(…) A magia em suas formas mais primitivas é normalmente designada como “arte”. Acho que isso é bastante literal. Eu acredito que a magia é arte e que a arte, quer por escrito, música, escultura ou qualquer outro meio é literalmente mágica. A arte é, como mágica, a ciência de manipular símbolos, palavras ou imagens para realizar mudanças na consciência. Conjurar um encantamento é somente encantar, manipular palavras para mudar a consciência das pessoas. Então eu acho que um artista ou escritor é a coisa mais próxima que você vai ter de um xamã no mundo contemporâneo. (...) O fato de que agora esse poder mágico degenerou o nível de entretenimento barato e manipulação é uma tragédia. Atualmente, aqueles que utilizam xamanismo e magia a moldar a nossa cultura são os anunciantes. Ao invés de acordar as pessoas xamanismo é a droga usada para tranquilizar as pessoas, para torná-las mais manejáveis. A sua caixa mágica da televisão, com as palavras mágicas, seus slogans, pode fazer com que todos no país pensam nas mesmas palavras e tenham os mesmos pensamentos banais exatamente ao mesmo tempo. The Alan Moore Mindscape (2003, 23:43 – 32:37).
Sem arrodeio: enuncia-se aqui a seguir quatro princípios da feitiçaria midiática, amplamente utilizados e escondidos pela publicidade contemporânea. Depois, explicamos melhor os fundamentos e as consequências desses princípios.
São eles:
1) Princípio da Singularidade Artesanal. Em oposição à noção de reprodutividade técnica de Walter Benjamim, a dessacralização da arte pela produção em série promovida pela industrialização de todos os objetos da sociedade[2]; enuncia-se aqui o princípio da singularidade técnica, em que o objeto único e original, manualmente produzido sem cópias é uma forma de arte. Em uma sociedade industrial, todo objeto artesanal é culturalmente um talismã da diferença, um oásis cognitivo no deserto da uniformização serial da objetividade. O objeto mágico é aquele que não tem cópia.
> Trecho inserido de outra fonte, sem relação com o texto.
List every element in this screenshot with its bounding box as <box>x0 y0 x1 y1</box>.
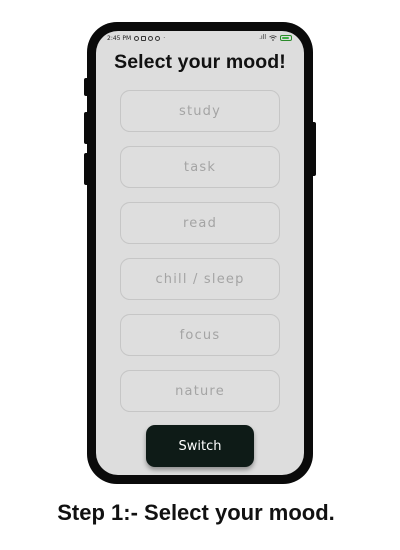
mood-button-chill-sleep[interactable]: chill / sleep <box>120 258 280 300</box>
step-caption: Step 1:- Select your mood. <box>57 500 335 525</box>
phone-screen: 2:45 PM · .ıll Select your mood! study t… <box>96 31 304 475</box>
wifi-icon <box>269 34 277 41</box>
at-icon <box>155 36 161 41</box>
status-left: 2:45 PM · <box>107 35 165 42</box>
notification-icons <box>134 36 161 41</box>
signal-icon: .ıll <box>259 34 266 41</box>
mood-button-read[interactable]: read <box>120 202 280 244</box>
status-time: 2:45 PM <box>107 35 132 42</box>
canvas: 2:45 PM · .ıll Select your mood! study t… <box>0 0 400 550</box>
at-icon <box>148 36 154 41</box>
status-dot: · <box>163 35 166 42</box>
switch-button[interactable]: Switch <box>146 425 254 467</box>
mood-button-task[interactable]: task <box>120 146 280 188</box>
status-bar: 2:45 PM · .ıll <box>96 31 304 45</box>
mood-button-focus[interactable]: focus <box>120 314 280 356</box>
mood-button-study[interactable]: study <box>120 90 280 132</box>
battery-icon <box>280 34 292 41</box>
mood-button-nature[interactable]: nature <box>120 370 280 412</box>
mail-icon <box>141 36 147 41</box>
settings-icon <box>134 36 140 41</box>
status-right: .ıll <box>259 34 292 41</box>
page-title: Select your mood! <box>114 51 286 73</box>
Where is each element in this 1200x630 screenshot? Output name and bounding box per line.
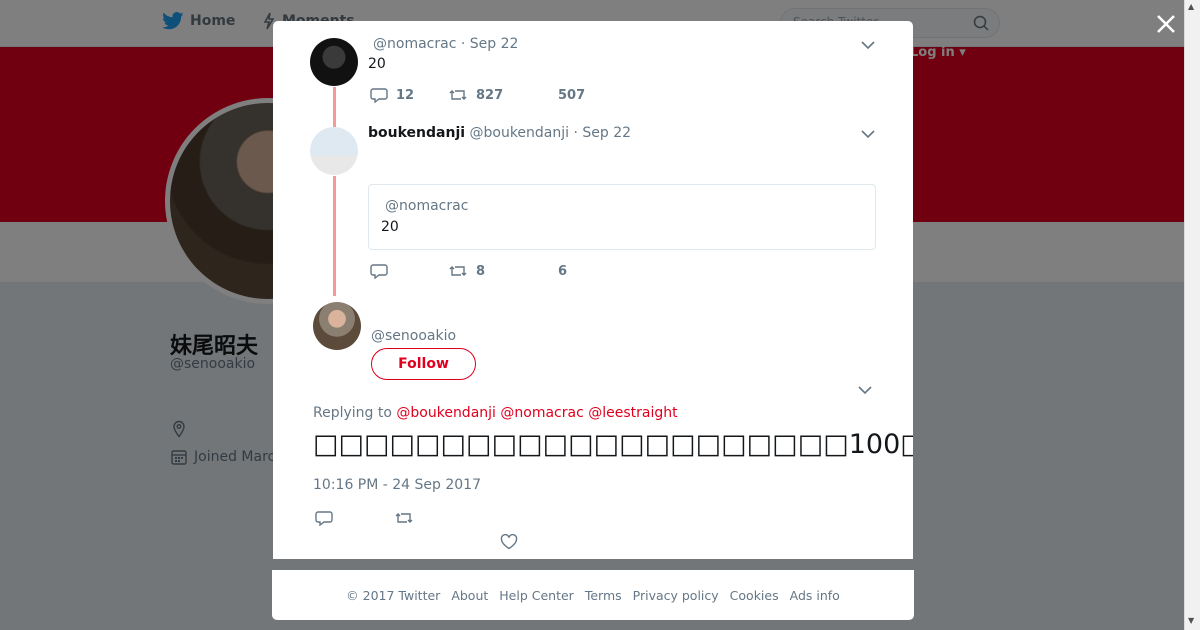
- footer-link-privacy-policy[interactable]: Privacy policy: [633, 588, 719, 603]
- reply-button[interactable]: 12: [370, 87, 448, 103]
- like-count: 507: [558, 87, 586, 103]
- replying-to-link[interactable]: @nomacrac: [500, 405, 583, 421]
- replying-to: Replying to @boukendanji @nomacrac @lees…: [313, 405, 678, 421]
- quoted-tweet-text: 20: [381, 219, 399, 235]
- retweet-count: 8: [476, 263, 486, 279]
- quoted-tweet[interactable]: @nomacrac 20: [368, 184, 876, 250]
- main-tweet-text: □□□□□□□□□□□□□□□□□□□□□100□□□□□□□□□□□□□□: [313, 429, 913, 460]
- tweet-author-handle[interactable]: @boukendanji: [470, 125, 570, 141]
- retweet-button[interactable]: 827: [448, 87, 558, 103]
- main-tweet-timestamp[interactable]: 10:16 PM - 24 Sep 2017: [313, 477, 481, 493]
- footer-copyright: © 2017 Twitter: [346, 587, 441, 603]
- main-tweet-avatar[interactable]: [313, 302, 361, 350]
- thread-tweet[interactable]: boukendanji @boukendanji · Sep 22 @nomac…: [273, 121, 913, 296]
- reply-icon: [370, 264, 388, 279]
- chevron-down-icon[interactable]: [861, 129, 875, 139]
- retweet-count: 827: [476, 87, 504, 103]
- tweet-actions: 8 6: [370, 263, 567, 279]
- main-tweet-handle[interactable]: @senooakio: [371, 328, 456, 344]
- tweet-author-handle[interactable]: @nomacrac: [373, 36, 456, 52]
- replying-to-prefix: Replying to: [313, 405, 392, 421]
- close-icon[interactable]: [1153, 11, 1179, 37]
- modal-footer: © 2017 Twitter About Help Center Terms P…: [272, 570, 914, 620]
- scroll-up-arrow-icon[interactable]: ▲: [1188, 2, 1194, 11]
- reply-button[interactable]: [370, 263, 448, 279]
- footer-link-help-center[interactable]: Help Center: [499, 588, 574, 603]
- tweet-actions: 12 827 507: [370, 87, 585, 103]
- avatar[interactable]: [310, 127, 358, 175]
- replying-to-link[interactable]: @boukendanji: [396, 405, 496, 421]
- tweet-date[interactable]: · Sep 22: [574, 125, 632, 141]
- tweet-header: boukendanji @boukendanji · Sep 22: [368, 125, 631, 141]
- avatar[interactable]: [310, 38, 358, 86]
- tweet-author-name[interactable]: boukendanji: [368, 125, 465, 141]
- follow-button[interactable]: Follow: [371, 348, 476, 380]
- like-count: 6: [558, 263, 568, 279]
- reply-icon[interactable]: [315, 510, 333, 526]
- page-scrollbar[interactable]: ▲ ▼: [1184, 0, 1200, 630]
- footer-link-ads-info[interactable]: Ads info: [790, 588, 840, 603]
- footer-link-about[interactable]: About: [451, 588, 488, 603]
- chevron-down-icon[interactable]: [861, 40, 875, 50]
- reply-icon: [370, 88, 388, 103]
- like-button[interactable]: 507: [558, 88, 585, 103]
- like-button[interactable]: 6: [558, 264, 567, 279]
- replying-to-link[interactable]: @leestraight: [588, 405, 677, 421]
- scroll-down-arrow-icon[interactable]: ▼: [1188, 616, 1194, 625]
- reply-count: 12: [396, 87, 415, 103]
- thread-tweet[interactable]: @nomacrac · Sep 22 20 12 827 507: [273, 21, 913, 121]
- retweet-button[interactable]: 8: [448, 263, 558, 279]
- retweet-icon[interactable]: [394, 510, 414, 526]
- tweet-text: 20: [368, 56, 386, 72]
- tweet-permalink-modal: @nomacrac · Sep 22 20 12 827 507 boukend…: [273, 21, 913, 559]
- tweet-date[interactable]: · Sep 22: [461, 36, 519, 52]
- heart-icon[interactable]: [500, 534, 518, 550]
- retweet-icon: [449, 90, 467, 100]
- retweet-icon: [449, 266, 467, 276]
- quoted-tweet-handle: @nomacrac: [385, 198, 469, 214]
- chevron-down-icon[interactable]: [858, 385, 872, 395]
- footer-link-cookies[interactable]: Cookies: [730, 588, 779, 603]
- footer-link-terms[interactable]: Terms: [585, 588, 622, 603]
- tweet-header: @nomacrac · Sep 22: [373, 36, 518, 52]
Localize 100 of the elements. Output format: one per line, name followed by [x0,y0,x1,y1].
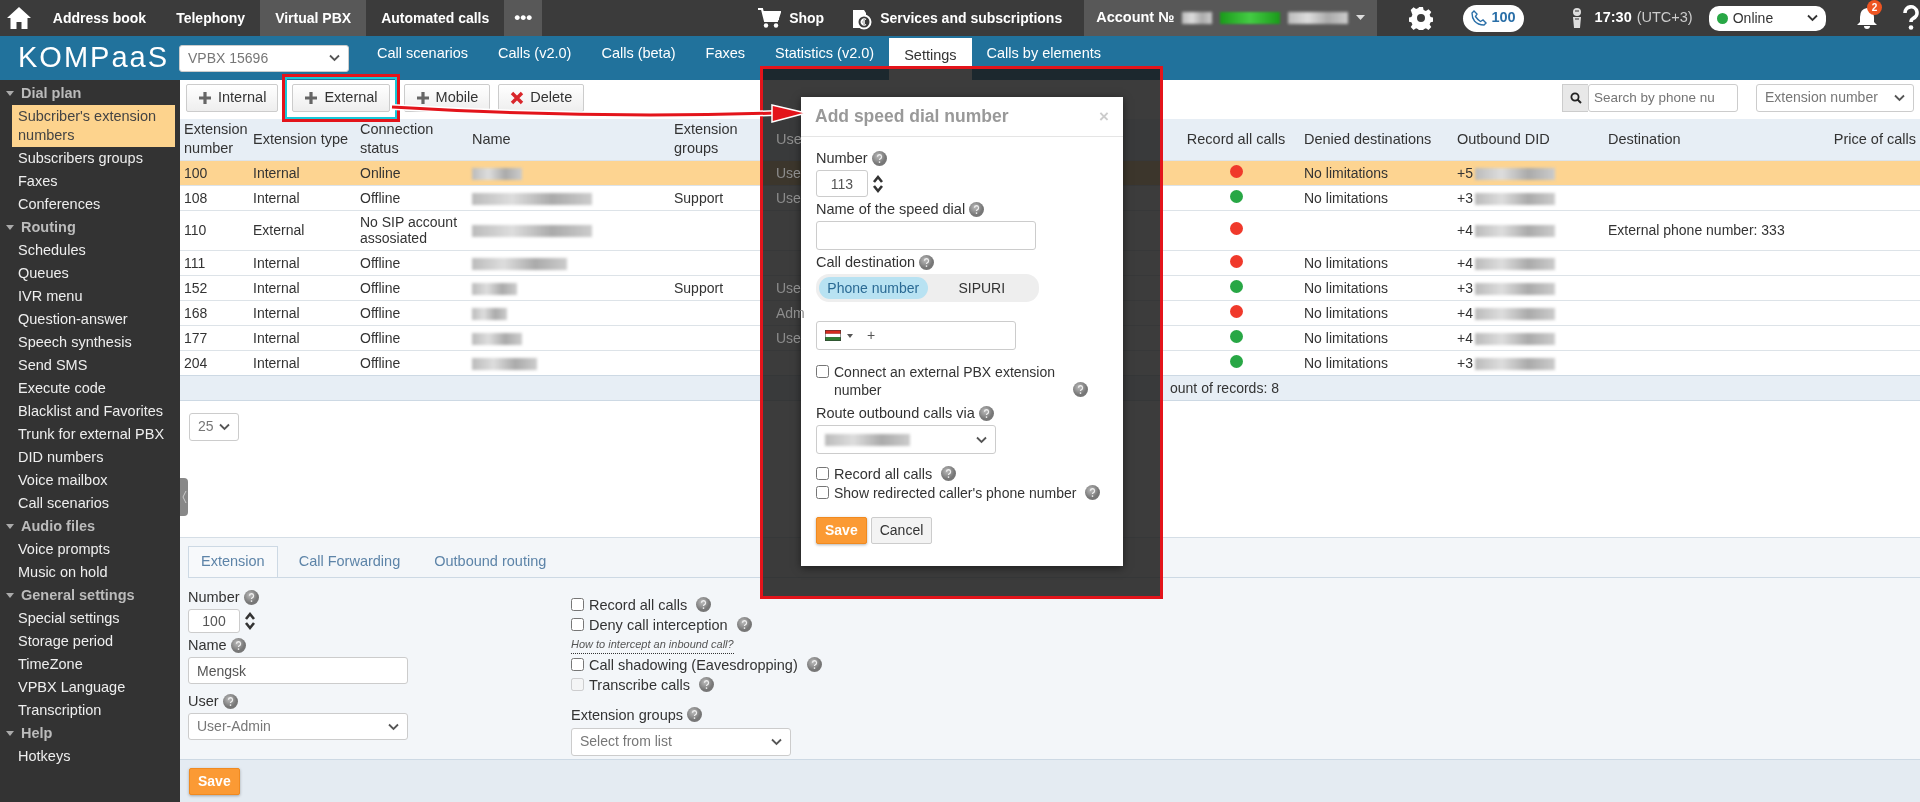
groups-select[interactable]: Select from list [571,727,791,756]
sidebar-item[interactable]: Call scenarios [0,492,180,515]
vpbx-select[interactable]: VPBX 15696 [179,44,349,72]
section-tab[interactable]: Call scenarios [362,36,484,80]
cancel-button[interactable]: Cancel [870,517,933,544]
table-cell: Offline [360,254,401,271]
number-field[interactable]: 113 [816,170,868,197]
table-cell: Support [674,279,724,296]
checkbox[interactable] [571,618,584,631]
table-cell: No limitations [1304,189,1389,206]
nav-tab[interactable]: Automated calls [366,0,505,36]
account-menu[interactable]: Account № [1084,0,1378,36]
sidebar-item[interactable]: Send SMS [0,354,180,377]
sort-select[interactable]: Extension number [1756,83,1914,112]
checkbox[interactable] [571,657,584,671]
add-button[interactable]: External [292,83,390,112]
table-cell: Internal [253,254,300,271]
help-link[interactable]: How to intercept an inbound call? [571,636,734,654]
sidebar-item[interactable]: Subscribers groups [0,147,180,170]
checkbox[interactable] [571,598,584,611]
collapse-handle[interactable] [180,478,188,516]
notification-count: 2 [1867,0,1882,15]
section-tab[interactable]: Faxes [690,36,761,80]
sidebar-item[interactable]: Trunk for external PBX [0,423,180,446]
table-cell: 152 [184,279,208,296]
section-tab[interactable]: Calls (v2.0) [483,36,587,80]
sidebar-section[interactable]: Audio files [0,515,180,538]
sidebar-section[interactable]: Routing [0,216,180,239]
table-cell: +3 [1457,279,1473,296]
settings-icon[interactable] [1409,6,1434,30]
field-label: Number [816,149,868,167]
field-label: Call destination [816,253,916,271]
editor-tab[interactable]: Extension [188,546,278,577]
sidebar-item[interactable]: Subcriber's extension numbers [12,105,175,147]
chevron-icon [976,435,987,444]
table-cell: Use [776,189,801,206]
services-link[interactable]: Services and subscriptions [880,0,1063,36]
sidebar-section[interactable]: General settings [0,584,180,607]
name-field[interactable]: Mengsk [188,657,408,684]
table-cell: Offline [360,304,401,321]
sidebar-item[interactable]: Conferences [0,193,180,216]
more-button[interactable]: ••• [504,0,543,36]
nav-tab[interactable]: Telephony [161,0,261,36]
dialog-title: Add speed dial number [815,105,1009,129]
sidebar-item[interactable]: Transcription [0,699,180,722]
sidebar-item[interactable]: Storage period [0,630,180,653]
flag-icon[interactable] [825,330,841,341]
sidebar-item[interactable]: Schedules [0,239,180,262]
sidebar-item[interactable]: Hotkeys [0,745,180,768]
blurred-text [472,332,522,345]
sidebar-item[interactable]: VPBX Language [0,676,180,699]
nav-tab[interactable]: Virtual PBX [260,0,367,36]
sidebar-item[interactable]: IVR menu [0,285,180,308]
sidebar-item[interactable]: Question-answer [0,308,180,331]
sidebar-item[interactable]: Speech synthesis [0,331,180,354]
search-button[interactable] [1562,83,1588,112]
sidebar-section[interactable]: Help [0,722,180,745]
column-header[interactable]: Use [776,129,1168,149]
chevron-icon [1807,14,1818,22]
toggle-option[interactable]: SIPURI [927,277,1036,299]
call-counter[interactable]: 100 [1463,4,1524,32]
toggle-option[interactable]: Phone number [819,277,928,299]
editor-tab[interactable]: Outbound routing [421,546,560,577]
field-label: Name of the speed dial [816,200,966,218]
sidebar-item[interactable]: Voice prompts [0,538,180,561]
delete-button[interactable]: Delete [498,83,585,112]
checkbox[interactable] [816,467,829,480]
sidebar-item[interactable]: Music on hold [0,561,180,584]
sidebar-item[interactable]: TimeZone [0,653,180,676]
sidebar-item[interactable]: Voice mailbox [0,469,180,492]
search-field[interactable]: Search by phone nu [1588,83,1738,112]
sidebar-item[interactable]: Execute code [0,377,180,400]
help-icon[interactable] [1902,5,1920,31]
page-size-select[interactable]: 25 [189,412,239,441]
table-cell: Internal [253,304,300,321]
home-icon[interactable] [5,6,32,30]
checkbox[interactable] [816,365,829,378]
sidebar-section[interactable]: Dial plan [0,82,180,105]
shop-link[interactable]: Shop [789,0,825,36]
logo: KOMPaaS [18,40,168,76]
name-field[interactable] [816,221,1036,250]
nav-tab[interactable]: Address book [37,0,162,36]
presence-select[interactable]: Online [1708,5,1826,31]
sidebar-item[interactable]: Faxes [0,170,180,193]
checkbox[interactable] [816,486,829,499]
editor-tab[interactable]: Call Forwarding [285,546,414,577]
table-cell: +4 [1457,254,1473,271]
add-button[interactable]: Internal [186,83,279,112]
sidebar-item[interactable]: DID numbers [0,446,180,469]
phone-field[interactable]: + [816,321,1016,350]
spinner-icon[interactable] [872,173,884,194]
section-tab[interactable]: Calls (beta) [586,36,691,80]
blurred-text [1220,12,1281,24]
sidebar-item[interactable]: Special settings [0,607,180,630]
sidebar-item[interactable]: Queues [0,262,180,285]
sidebar-item[interactable]: Blacklist and Favorites [0,400,180,423]
number-field[interactable]: 100 [188,609,240,633]
cart-icon[interactable] [757,7,782,29]
user-select[interactable]: User-Admin [188,713,408,740]
spinner-icon[interactable] [244,611,256,631]
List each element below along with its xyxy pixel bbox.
2) Princípio da Propagação da Singularidade. O objeto mágico é artesanal e único, mas sua imagem pode ser reproduzida ao infinito pela indústria cultural, aumentando significativamente seu poder. Todos o desejam, mas ele é apenas um. O encantamento do amuleto se propaga. Da união da cobiça das massas com a singularidade do objeto desejado forma-se uma assimetria unilateral daquele conceito com um público não presencial, uma “intimidade não-recíproca a distância” (THOMPSON, 1998). A midiatização da singularidade universaliza a imagem do objeto no espaço e no tempo. O objeto mágico tem uma imagem icônica multiplicada ao infinito.
3) Princípio da Associação Narrativa O objeto artesanal artificialmente propagado precisa ainda ser alimentado por imagens, sentimentos, alimentos e energia. O objeto mágico se nutre de narrativas simbólicas e factuais. E seu poder deriva diretamente de sua presença nessas narrativas. Aliás, o objeto torna-se mágico através de uma narrativa, associando-o a uma ideia indicando a superação simbólica de vários opostos geralmente irreconciliáveis: sujeito/objeto, natureza/sociedade, vida/morte. O objeto mágico é também um índice, uma associação narrativa entre contradições simbólicas e acontecimentos.
4) Princípio da Identificação Absoluta: A ubiquidade: não há mais diferença entre o objeto mágico e sua imagem serializada e propagada ao infinito. É o próprio objeto que está presente (e não sua reprodução ou cópia) em todos os lugares e tempos. É a fusão entre ator e personagem, entre jogador e avatar, entre médium e orixá. O objeto mágico é um deus encarnado em nosso universo. E a identidade de contexto e o universo narrativo através do qual o observador se observa: o paradigma. A imagem invertida do universo dentro de cada um.
Por um lado, como ninguém sabe ao certo os nomes do autor e do texto, os antropólogos procuram, em vão, outras explicações para a etimologia dessas palavras (PIRES, 2009) e suas curiosas interpretações. Por outro, a própria origem das palavras (do latim facticius: “artificial, fictício”) sugere um engodo, em que uma realidade só se sustenta enquanto houver crença em sua veracidade. Há mistério e encantamento nos próprios termos e em sua história.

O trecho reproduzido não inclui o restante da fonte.